Im Pestjahr 1682 legten die Bewohner von Küllstedt im Eichsfeld das Gelübde ab "zur Versöhnung des Allerhöchsten eine Buß-Wallfahrt nach Walldürn zur Verehrung des "heiligen Blutes Jesu Christi" durchzuführen. Die erste Wallfahrt ist für den 3. Pfingsttag 1683 (8. Juni) belegt. 18 Tage, später 15 Tage, waren die Pilger hin und zurück zu Fuß unterwegs. Im Jahre 1706 schlossen sich die Eichsfelder und die Fuldaer Walldürnpilger zusammen. An der Wallfahrt nehmen auch eine große Zahl Pilger aus Unterfranken und aus Orten am Wallfahrtsweg teil.

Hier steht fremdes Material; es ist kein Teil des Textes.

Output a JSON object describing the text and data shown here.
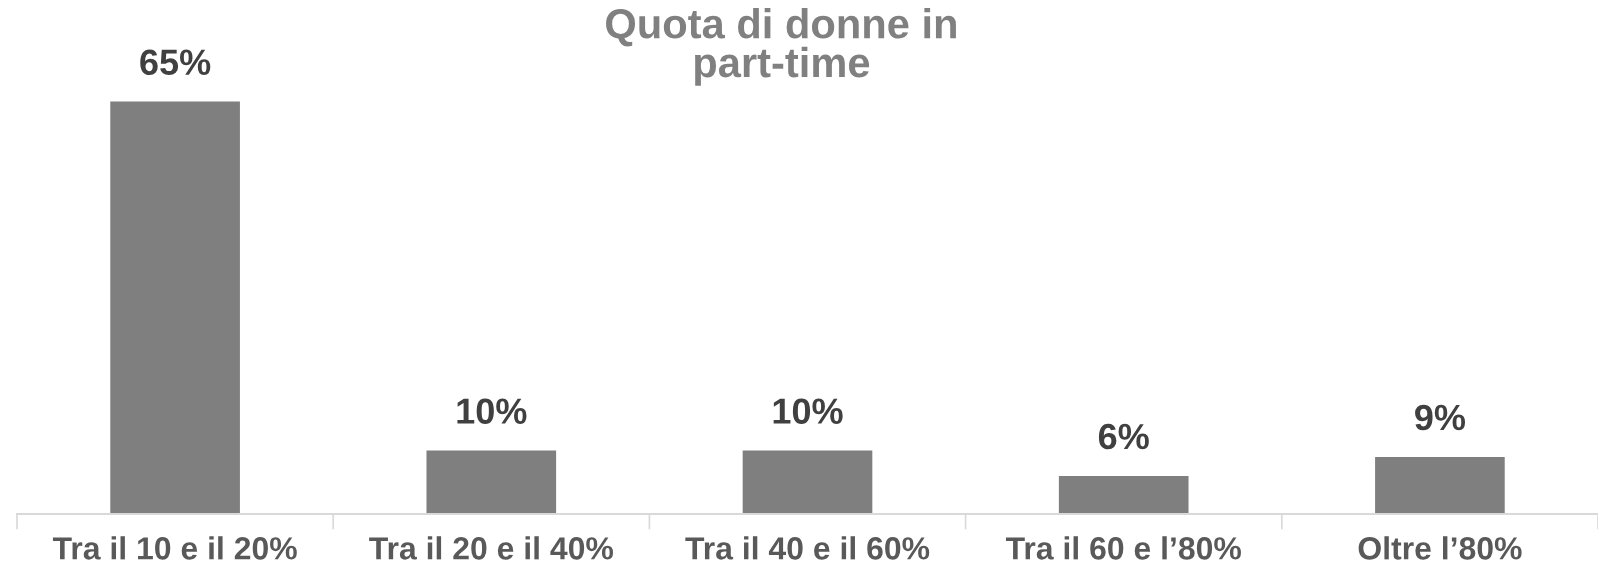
{
  "chart_data": {
    "type": "bar",
    "title": "Quota di donne in\npart-time",
    "categories": [
      "Tra il 10 e il 20%",
      "Tra il 20 e il 40%",
      "Tra il 40 e il 60%",
      "Tra il 60 e l’80%",
      "Oltre l’80%"
    ],
    "values": [
      65,
      10,
      10,
      6,
      9
    ],
    "color": "#7f7f7f",
    "value_labels": [
      "65%",
      "10%",
      "10%",
      "6%",
      "9%"
    ],
    "tick_labels": "x"
  }
}
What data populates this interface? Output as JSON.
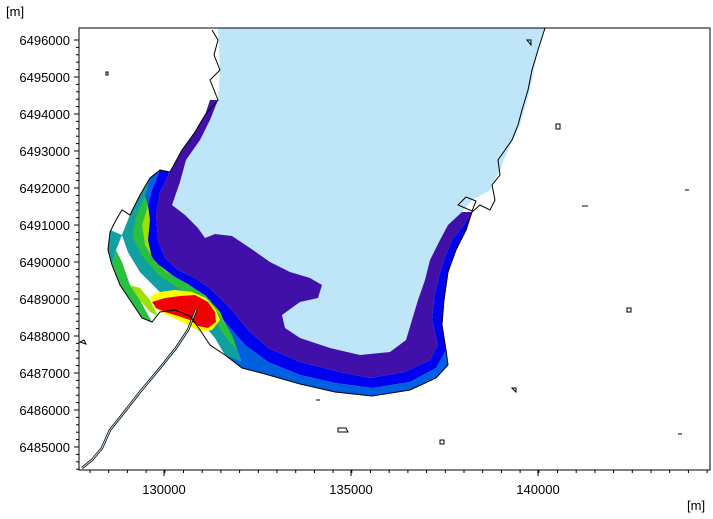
{
  "map": {
    "y_unit_label": "[m]",
    "x_unit_label": "[m]",
    "y_ticks": [
      "6496000",
      "6495000",
      "6494000",
      "6493000",
      "6492000",
      "6491000",
      "6490000",
      "6489000",
      "6488000",
      "6487000",
      "6486000",
      "6485000"
    ],
    "x_ticks": [
      "130000",
      "135000",
      "140000"
    ],
    "colors": {
      "water": "#bfe6f8",
      "land": "#ffffff",
      "coast": "#000000",
      "band_violet": "#4010a8",
      "band_blue": "#0000f0",
      "band_medium_blue": "#0060e0",
      "band_teal": "#10a0a0",
      "band_green": "#28c040",
      "band_lime": "#a0e000",
      "band_yellow": "#ffff00",
      "band_red": "#f00000"
    }
  }
}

Die Wallfahrt "Zum Heiligen Blut" wird seit ihrer Entstehung jährlich ohne Unterbrechung durchgeführt. Weder Strafen, Gefängnis, Krieg, Hunger und Seuchen konnten die Pilger abhalten, ihren Weg zu gehen. Im Jahre 1861 kenterte eine mit Pilgern besetzte Fähre zwischen Retzbach und Zellingen im Hochwasser führenden Main. Wie durch ein Wunder wurden alle Wallfahrer gerettet. Ab dem Jahre 1892 benutzten die Eichsfelder die Bahnverbindung für die Strecke von Eschwege nach Fulda und die eigentliche Wallfahrt begann in Fulda.
Besonders beschwerlich waren die Wallfahrten während der Weltkriege. Es waren überwiegend Frauen, die die Sorgen und Nöte in dieser Zeit mit auf den Weg nahmen. Später verhinderte die Grenze zur DDR, dass die Wallfahrer aus dem Eichsfeld als geschlossene Gruppe nach Walldürn wallen konnten. Trotzdem nahmen unter erschwerten Bedingungen, meist Rentner, heimlich an der Fußprozession ab Fulda teil.

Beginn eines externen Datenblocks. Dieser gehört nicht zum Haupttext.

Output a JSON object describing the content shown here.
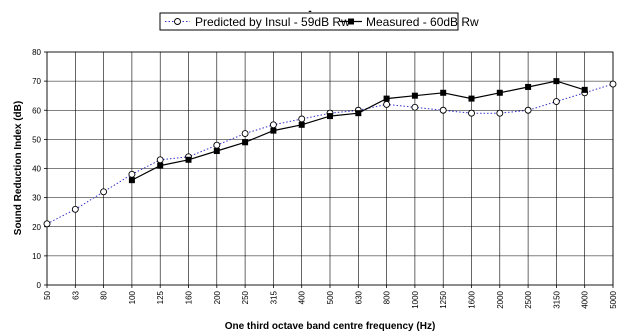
{
  "chart_data": {
    "type": "line",
    "title": "-",
    "xlabel": "One third octave band centre frequency (Hz)",
    "ylabel": "Sound Reduction Index (dB)",
    "ylim": [
      0,
      80
    ],
    "yticks": [
      0,
      10,
      20,
      30,
      40,
      50,
      60,
      70,
      80
    ],
    "grid": true,
    "legend": "top",
    "categories": [
      "50",
      "63",
      "80",
      "100",
      "125",
      "160",
      "200",
      "250",
      "315",
      "400",
      "500",
      "630",
      "800",
      "1000",
      "1250",
      "1600",
      "2000",
      "2500",
      "3150",
      "4000",
      "5000"
    ],
    "series": [
      {
        "name": "Predicted by Insul - 59dB Rw",
        "color": "#3333cc",
        "style": "dotted",
        "marker": "open-circle",
        "values": [
          21,
          26,
          32,
          38,
          43,
          44,
          48,
          52,
          55,
          57,
          59,
          60,
          62,
          61,
          60,
          59,
          59,
          60,
          63,
          66,
          69
        ]
      },
      {
        "name": "Measured - 60dB Rw",
        "color": "#000000",
        "style": "solid",
        "marker": "filled-square",
        "values": [
          null,
          null,
          null,
          36,
          41,
          43,
          46,
          49,
          53,
          55,
          58,
          59,
          64,
          65,
          66,
          64,
          66,
          68,
          70,
          67,
          null
        ]
      }
    ]
  }
}
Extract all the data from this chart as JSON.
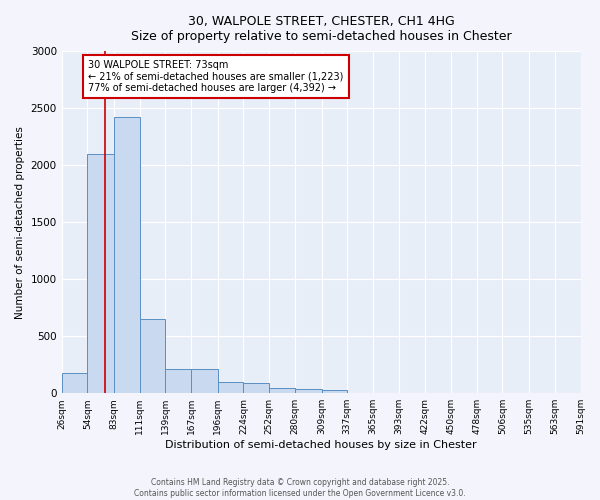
{
  "title_line1": "30, WALPOLE STREET, CHESTER, CH1 4HG",
  "title_line2": "Size of property relative to semi-detached houses in Chester",
  "xlabel": "Distribution of semi-detached houses by size in Chester",
  "ylabel": "Number of semi-detached properties",
  "annotation_title": "30 WALPOLE STREET: 73sqm",
  "annotation_line2": "← 21% of semi-detached houses are smaller (1,223)",
  "annotation_line3": "77% of semi-detached houses are larger (4,392) →",
  "footnote_line1": "Contains HM Land Registry data © Crown copyright and database right 2025.",
  "footnote_line2": "Contains public sector information licensed under the Open Government Licence v3.0.",
  "bar_color": "#c8d9f0",
  "bar_edge_color": "#5a8fc2",
  "red_line_color": "#cc0000",
  "annotation_box_edge_color": "#cc0000",
  "background_color": "#e8eef8",
  "fig_background_color": "#f4f4fc",
  "grid_color": "#ffffff",
  "property_size": 73,
  "bin_edges": [
    26,
    54,
    83,
    111,
    139,
    167,
    196,
    224,
    252,
    280,
    309,
    337,
    365,
    393,
    422,
    450,
    478,
    506,
    535,
    563,
    591
  ],
  "bar_heights": [
    175,
    2100,
    2420,
    650,
    215,
    215,
    95,
    90,
    50,
    40,
    25,
    0,
    0,
    0,
    0,
    0,
    0,
    0,
    0,
    0
  ],
  "ylim": [
    0,
    3000
  ],
  "yticks": [
    0,
    500,
    1000,
    1500,
    2000,
    2500,
    3000
  ]
}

Seit dem Jahre 1979 hat sich eine eigenständige Gruppe aus dem Norden der Diözese Fulda mit Ausgangspunkt Baunatal auf den Weg zum Bonifatiusgrab nach Fulda gemacht und sich von dort der Walldürnwallfahrt angeschlossen. Nach der Grenzöffnung im November 1989 kommt seit dem Jahre 1990 wieder eine eigenständige Pilgergruppe aus dem Eichsfeld und führt das einstmals gegebene Gelübde fort.
Hatte die Pilgerzahl seit dem Jahre 1945 zwischen 9 und 429 Pilgern gelegen (Ausnahme 1947 - 1100 Pilger), so stieg sie ab dem Jubiläumsjahr 1981 (275 Jahre Walldürn - Wallfahrt) kontinuierlich an und liegt zurzeit bei ca. 1000 Wallfahrern, sowohl beim Abgang der Fußprozession in Fulda als auch bei der Ankunft in Walldürn. Erkennbar hat die Zahl der jungen Pilgerinnen und Pilger stetig zugenommen.